Ina Welker said Palafox’s 13-year-old son had to be an interpreter between his father and the police. They asked Palafox if he had a driver’s license from Arizona but he didn’t. They also asked him if he was illegally in the country. His son translated the question in between sobs.

“They were really pressuring him to say something,” said Socorro, 40. “They don’t have a heart, they saw my son crying and they didn’t care.”

Palafox was taken in one patrol car to the police station and his wife and son in another.

Immigration and Customs Enforcement (ICE) released his wife and child for humanitarian reasons, she said.

“Unlike the police, they were compassionate,” she said.

But Ismael was taken to the Florence Detention Centre, where he faces deportation.

The police didn’t fine Welker for illegal dumping and didn’t file charges against Palafox. They didn’t file a police report on the incident either, which made it harder to trace exactly what happened, said Captain Thomas Kelly.

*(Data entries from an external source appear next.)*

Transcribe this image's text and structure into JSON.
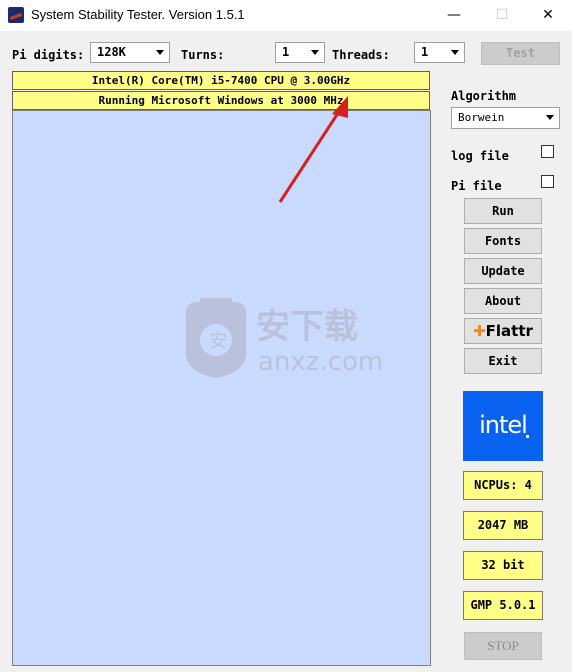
{
  "window": {
    "title": "System Stability Tester. Version 1.5.1",
    "minimize": "—",
    "maximize": "☐",
    "close": "✕"
  },
  "toolbar": {
    "pi_digits_label": "Pi digits:",
    "pi_digits_value": "128K",
    "turns_label": "Turns:",
    "turns_value": "1",
    "threads_label": "Threads:",
    "threads_value": "1",
    "test_button": "Test"
  },
  "info_bars": {
    "cpu": "Intel(R) Core(TM) i5-7400 CPU @ 3.00GHz",
    "os": "Running Microsoft Windows at 3000 MHz"
  },
  "sidebar": {
    "algorithm_label": "Algorithm",
    "algorithm_value": "Borwein",
    "log_file_label": "log file",
    "pi_file_label": "Pi file",
    "buttons": {
      "run": "Run",
      "fonts": "Fonts",
      "update": "Update",
      "about": "About",
      "flattr": "Flattr",
      "exit": "Exit"
    },
    "intel_logo": "intel",
    "ncpus": "NCPUs: 4",
    "memory": "2047 MB",
    "bits": "32 bit",
    "gmp": "GMP 5.0.1",
    "stop_button": "STOP"
  },
  "watermark": {
    "cn": "安下载",
    "domain": "anxz.com"
  },
  "colors": {
    "info_yellow": "#ffff88",
    "panel_blue": "#cad9fe",
    "intel_blue": "#0a62f0",
    "arrow_red": "#d42020"
  }
}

The new state law would allow local police departments to question someone over their immigration status for a civil offence like throwing trash on the street – similar to what happened to Palafox.

The current Apache Junction policy is to question people about their immigration status when they come into contact with the police for a serious crime, said Kelly. When asked if his officer violated the policy, he said the department would look into it.

Kelly said that Ismael volunteered the information that he was undocumented. And that he willingly agreed to be taken to the station for farther questioning by ICE about his immigration status. His wife and the Welkers tell a different story.

“Willingly?” she said. “I was there. We were told we have to go with them and that ICE was going to decide.”

Welker and his wife believe this was an unfair arrest and part of an anti-immigrant climate caused by SB 1070.

“They didn’t even see him dumping anything,” said Ina Welker. “I feel shame for how this unfolded, that this has to happen to people,” she added.

Welker had been critical of the new law in the past. She is Jewish and can’t help but to draw a connection to the persecution faced by her family in Nazi Germany.

Palafox’s wife is desperate. Her husband was in a construction accident last October, breaking his right arm and wrist. He had several operations and is still in pain.

“He can’t move his arm to even lift a spoon,” she said. “He is in pain.”

Cooperation between local police and immigration authorities is not new. For years several law-enforcement agencies in Arizona have worked in conjunction with ICE, turning over undocumented immigrants by contacting a call centre. But most agencies have policies focused on questioning people involved in serious criminal activities.

The Phoenix Police Department, the largest in the state, has a policy that protects victims and witnesses of a crime from being questioned about their immigration status. Officers are not expected to interrogate an immigrant for a traffic stop or a minor offence. And they have to call a supervisor for approval before they call ICE.

Rep. Kyrsten Sinema, a Democrat who opposed SB 1070, arguing it would hurt community policing and discourage victims of crimes from contacting authorities, has been receiving a number of calls with similar stories. In some instances, they relate to U.S. citizens who were questioned about their immigration status by the police or harassed by other individuals who wrongly believed they were illegally in the country.

“We know this is in direct result of SB 1070,” she said. “People feel emboldened to behave like this.”

Sinema is encouraging others to come forth with their cases and document them to create a database that can help identify a pattern of practice in certain communities. She thinks the U.S. Department of Justice may choose to file a lawsuit against this law because it is unconstitutional and “because of some of the things we have already seen, even though there’s no lawful authority to apply it”.